Prezydent Andrzej Duda zaangażował się w sprawę dalszych losów zdziczałego stada bydła z okolic Deszczna, którym przez kilka lat nie interesował się jego właściciel.
Większość zwierząt nie jest zarejestrowana, a całe stado od lat nie było badane przez lekarza weterynarii. Na mocy przepisów obowiązujących w Unii Europejskiej, zwierzęta które nie są nigdzie zarejestrowane, powinny zostać poddane utylizacji.
Powyższa decyzja została podjęta przez Powiatowego Lekarza Weterynarii w Gorzowie Wielkopolskim, a następnie została podtrzymana przez Głównego Lekarza Weterynarii.

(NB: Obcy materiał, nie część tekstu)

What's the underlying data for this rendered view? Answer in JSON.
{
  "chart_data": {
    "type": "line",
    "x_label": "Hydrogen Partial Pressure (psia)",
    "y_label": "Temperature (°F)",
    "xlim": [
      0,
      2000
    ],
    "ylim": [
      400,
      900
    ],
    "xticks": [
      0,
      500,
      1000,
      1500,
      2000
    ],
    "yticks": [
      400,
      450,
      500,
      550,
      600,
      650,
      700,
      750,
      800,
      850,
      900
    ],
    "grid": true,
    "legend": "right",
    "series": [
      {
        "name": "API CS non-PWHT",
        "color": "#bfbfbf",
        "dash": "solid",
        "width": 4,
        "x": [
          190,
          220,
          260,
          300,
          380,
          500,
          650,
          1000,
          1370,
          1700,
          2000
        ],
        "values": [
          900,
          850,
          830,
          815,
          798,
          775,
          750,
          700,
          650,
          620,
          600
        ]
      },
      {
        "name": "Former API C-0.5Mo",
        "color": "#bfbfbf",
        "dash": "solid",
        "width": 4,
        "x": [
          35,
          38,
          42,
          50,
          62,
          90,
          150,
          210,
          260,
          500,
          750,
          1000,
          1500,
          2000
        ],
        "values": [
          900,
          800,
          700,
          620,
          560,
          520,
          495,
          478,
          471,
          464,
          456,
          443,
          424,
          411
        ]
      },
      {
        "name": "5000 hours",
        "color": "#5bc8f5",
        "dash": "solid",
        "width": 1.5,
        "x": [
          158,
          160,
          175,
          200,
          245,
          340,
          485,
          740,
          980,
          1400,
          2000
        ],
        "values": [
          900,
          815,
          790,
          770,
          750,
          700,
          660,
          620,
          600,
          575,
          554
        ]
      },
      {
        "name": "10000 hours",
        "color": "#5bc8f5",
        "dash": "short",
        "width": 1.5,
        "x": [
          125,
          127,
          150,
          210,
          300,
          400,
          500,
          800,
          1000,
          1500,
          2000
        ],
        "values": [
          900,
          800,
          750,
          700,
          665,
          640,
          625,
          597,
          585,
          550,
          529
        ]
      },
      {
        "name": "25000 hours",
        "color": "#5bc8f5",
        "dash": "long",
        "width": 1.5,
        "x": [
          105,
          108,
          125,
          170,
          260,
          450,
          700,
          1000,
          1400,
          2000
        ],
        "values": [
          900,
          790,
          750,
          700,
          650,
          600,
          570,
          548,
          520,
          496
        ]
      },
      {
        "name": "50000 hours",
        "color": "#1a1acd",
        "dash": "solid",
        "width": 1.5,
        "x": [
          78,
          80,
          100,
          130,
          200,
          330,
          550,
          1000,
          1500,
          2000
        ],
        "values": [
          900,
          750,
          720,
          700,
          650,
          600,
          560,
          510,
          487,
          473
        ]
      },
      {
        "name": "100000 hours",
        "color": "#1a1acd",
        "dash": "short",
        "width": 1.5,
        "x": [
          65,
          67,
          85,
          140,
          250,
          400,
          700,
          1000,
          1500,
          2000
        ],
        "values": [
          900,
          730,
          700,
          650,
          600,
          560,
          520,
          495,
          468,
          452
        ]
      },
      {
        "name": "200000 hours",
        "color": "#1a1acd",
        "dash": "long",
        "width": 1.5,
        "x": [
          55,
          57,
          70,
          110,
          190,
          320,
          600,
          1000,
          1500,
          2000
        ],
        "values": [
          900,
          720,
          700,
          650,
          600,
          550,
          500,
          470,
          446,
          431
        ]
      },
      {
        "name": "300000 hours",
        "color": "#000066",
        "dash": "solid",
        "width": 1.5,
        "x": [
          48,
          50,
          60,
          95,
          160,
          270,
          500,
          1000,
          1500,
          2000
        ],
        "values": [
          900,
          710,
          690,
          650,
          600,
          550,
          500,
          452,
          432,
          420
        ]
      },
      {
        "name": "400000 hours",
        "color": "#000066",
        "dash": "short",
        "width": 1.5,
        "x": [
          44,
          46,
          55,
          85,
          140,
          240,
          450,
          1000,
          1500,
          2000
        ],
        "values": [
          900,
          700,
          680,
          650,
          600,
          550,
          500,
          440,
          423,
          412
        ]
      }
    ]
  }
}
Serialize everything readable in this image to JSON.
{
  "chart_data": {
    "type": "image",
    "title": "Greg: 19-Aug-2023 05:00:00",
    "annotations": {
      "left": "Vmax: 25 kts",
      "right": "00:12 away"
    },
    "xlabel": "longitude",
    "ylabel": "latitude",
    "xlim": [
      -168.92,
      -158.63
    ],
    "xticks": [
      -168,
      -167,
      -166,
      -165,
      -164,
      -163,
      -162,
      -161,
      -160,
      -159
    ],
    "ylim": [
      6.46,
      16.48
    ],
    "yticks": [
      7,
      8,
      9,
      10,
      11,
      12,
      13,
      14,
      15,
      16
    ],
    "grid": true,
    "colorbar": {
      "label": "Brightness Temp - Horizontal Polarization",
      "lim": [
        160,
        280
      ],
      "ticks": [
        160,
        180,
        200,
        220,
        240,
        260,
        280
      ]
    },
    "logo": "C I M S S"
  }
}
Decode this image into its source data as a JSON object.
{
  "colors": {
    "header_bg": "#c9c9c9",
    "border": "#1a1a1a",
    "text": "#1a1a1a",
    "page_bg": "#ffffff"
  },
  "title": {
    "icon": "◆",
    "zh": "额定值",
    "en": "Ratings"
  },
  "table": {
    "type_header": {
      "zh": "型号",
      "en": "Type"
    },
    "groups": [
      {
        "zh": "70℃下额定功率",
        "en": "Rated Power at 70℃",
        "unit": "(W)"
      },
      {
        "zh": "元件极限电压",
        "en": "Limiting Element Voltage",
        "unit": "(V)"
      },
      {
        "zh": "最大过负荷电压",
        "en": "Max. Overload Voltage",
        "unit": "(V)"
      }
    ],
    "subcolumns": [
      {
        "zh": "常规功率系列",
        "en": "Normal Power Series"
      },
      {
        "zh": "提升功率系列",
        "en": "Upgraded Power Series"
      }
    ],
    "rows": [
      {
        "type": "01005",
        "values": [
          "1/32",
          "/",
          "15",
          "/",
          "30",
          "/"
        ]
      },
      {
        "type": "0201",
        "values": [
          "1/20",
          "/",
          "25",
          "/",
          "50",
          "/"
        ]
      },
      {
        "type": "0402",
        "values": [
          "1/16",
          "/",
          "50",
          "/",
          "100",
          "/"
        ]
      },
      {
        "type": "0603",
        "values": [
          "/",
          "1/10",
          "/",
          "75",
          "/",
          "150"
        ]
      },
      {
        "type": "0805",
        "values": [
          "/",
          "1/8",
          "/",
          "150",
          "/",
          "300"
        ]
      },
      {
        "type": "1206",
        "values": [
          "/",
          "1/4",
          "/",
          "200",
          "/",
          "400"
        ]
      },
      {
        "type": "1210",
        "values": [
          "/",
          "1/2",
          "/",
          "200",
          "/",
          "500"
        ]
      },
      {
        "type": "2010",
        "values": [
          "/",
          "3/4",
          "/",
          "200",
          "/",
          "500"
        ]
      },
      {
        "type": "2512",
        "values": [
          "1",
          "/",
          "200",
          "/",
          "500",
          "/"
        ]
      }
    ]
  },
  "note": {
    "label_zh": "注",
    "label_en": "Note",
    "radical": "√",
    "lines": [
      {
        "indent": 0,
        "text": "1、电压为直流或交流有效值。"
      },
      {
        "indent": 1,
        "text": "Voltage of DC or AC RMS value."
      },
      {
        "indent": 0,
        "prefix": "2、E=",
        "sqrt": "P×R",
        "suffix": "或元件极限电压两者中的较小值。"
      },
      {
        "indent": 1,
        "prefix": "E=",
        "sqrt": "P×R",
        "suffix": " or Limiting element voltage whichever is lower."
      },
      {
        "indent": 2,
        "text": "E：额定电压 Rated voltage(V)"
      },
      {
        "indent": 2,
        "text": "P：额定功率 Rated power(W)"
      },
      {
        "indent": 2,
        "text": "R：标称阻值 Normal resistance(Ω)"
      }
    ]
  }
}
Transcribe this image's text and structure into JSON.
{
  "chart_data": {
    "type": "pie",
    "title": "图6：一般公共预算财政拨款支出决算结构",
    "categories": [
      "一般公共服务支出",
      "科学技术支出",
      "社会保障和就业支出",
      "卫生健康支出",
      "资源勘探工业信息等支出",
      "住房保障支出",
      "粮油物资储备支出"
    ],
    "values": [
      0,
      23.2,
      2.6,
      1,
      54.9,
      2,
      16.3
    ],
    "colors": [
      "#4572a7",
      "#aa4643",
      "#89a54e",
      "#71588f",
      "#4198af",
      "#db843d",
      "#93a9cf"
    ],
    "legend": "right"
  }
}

Do sprawy odniósł się prezydent Andrzej Duda, zamieszczając poniższy wpis na Twitterze:
Minister Krzysztof Ardanowski oraz Główny Lek. Weterynarii Bogdan Konopka zapewnili mnie, że szukają szczęśliwego rozwiązania dla stada z Deszczna. Jestem pewien, że je znajdą, mimo, że przepisy UE nakazują zabić te zwierzęta. Polak potrafi! Trzymamy kciuki za stado z Deszczna
? Andrzej Duda (@AndrzejDuda) 28 maja 2019
Jednocześnie prezydent zadeklarował, że minister rolnictwa i rozwoju wsi, Jan Krzysztof Ardanowski, postara się znaleźć rozwiązanie w tej sprawie.
? Podjąłem decyzję, że stado zostanie odizolowane od innych zwierząt w państwowym gospodarstwie, które nie utrzymuje bydła. Zwierzęta nie będą ubite. Apeluję do organizacji broniących zwierzęta o szukanie środków na utrzymanie stada ? zadeklarował minister.